On 22 April, a2 Milk Co raised the outlook for its full-year core earnings margin as consumers stockpile goods during the coronavirus outbreak.

According to reporting in Reuters, the company’s raised earnings expectations comes as food retailers benefit from panic buying of essential goods ahead of mandatory lockdowns to curb the spread of COVID-19.

a2 Milk forecast full-year 2020 earnings before interest, tax, depreciation and amortisation (EBITDA) margin between 31 percent and 32 percent, from the previous range of 29 percent to 30 percent it had forecast in February.

As customers stockpiled the company's products, particularly infant nutrition products sold in Australia and China, a2 Milk said revenue for the three months ended 31 March was above expectations.

The surge in sales was mostly through online and reseller channels, the company said.

A2 Milk's revenue from China, accounted for in US dollars, was also boosted by a significant depreciation of the New Zealand dollar against the US dollar during the quarter.

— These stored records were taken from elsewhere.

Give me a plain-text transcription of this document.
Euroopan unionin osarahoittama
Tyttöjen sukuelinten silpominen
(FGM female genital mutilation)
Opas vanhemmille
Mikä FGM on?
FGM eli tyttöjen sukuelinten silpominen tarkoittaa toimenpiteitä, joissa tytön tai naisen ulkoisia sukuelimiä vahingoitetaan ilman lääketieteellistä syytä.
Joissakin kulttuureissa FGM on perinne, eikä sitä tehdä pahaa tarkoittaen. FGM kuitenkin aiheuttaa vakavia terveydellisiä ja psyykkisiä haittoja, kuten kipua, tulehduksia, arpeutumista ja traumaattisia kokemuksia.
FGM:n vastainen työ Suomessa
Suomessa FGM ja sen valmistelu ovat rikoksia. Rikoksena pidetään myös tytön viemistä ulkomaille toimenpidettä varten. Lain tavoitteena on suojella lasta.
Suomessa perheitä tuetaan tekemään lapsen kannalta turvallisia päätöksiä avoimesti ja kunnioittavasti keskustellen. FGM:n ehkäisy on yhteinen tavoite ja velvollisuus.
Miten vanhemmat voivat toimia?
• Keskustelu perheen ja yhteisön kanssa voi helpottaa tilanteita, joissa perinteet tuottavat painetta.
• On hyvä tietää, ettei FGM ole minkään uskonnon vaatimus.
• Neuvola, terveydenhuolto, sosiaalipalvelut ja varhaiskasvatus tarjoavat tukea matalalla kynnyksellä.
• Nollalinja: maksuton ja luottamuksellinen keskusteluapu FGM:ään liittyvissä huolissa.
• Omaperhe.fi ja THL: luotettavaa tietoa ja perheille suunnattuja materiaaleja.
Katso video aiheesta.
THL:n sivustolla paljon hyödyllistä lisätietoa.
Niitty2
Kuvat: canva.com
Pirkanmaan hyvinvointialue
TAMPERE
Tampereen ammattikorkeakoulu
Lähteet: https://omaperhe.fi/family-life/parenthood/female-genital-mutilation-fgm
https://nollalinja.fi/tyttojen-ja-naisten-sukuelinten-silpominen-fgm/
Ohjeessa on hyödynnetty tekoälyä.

These two factors, combined with lower-than-expected costs and a delay in planned recruitment due to the virus outbreak boosted the company's results.

"We are unable to estimate the timing and extent to which pantry stocking may unwind," the Auckland-based company said. "It is unlikely that these factors will be sustained as these unprecedented circumstances begin to unwind."

The company added that despite uncertainty posed by the coronavirus pandemic, it expects annual revenue in the range of NZ$1.70 billion to NZ$1.75 billion.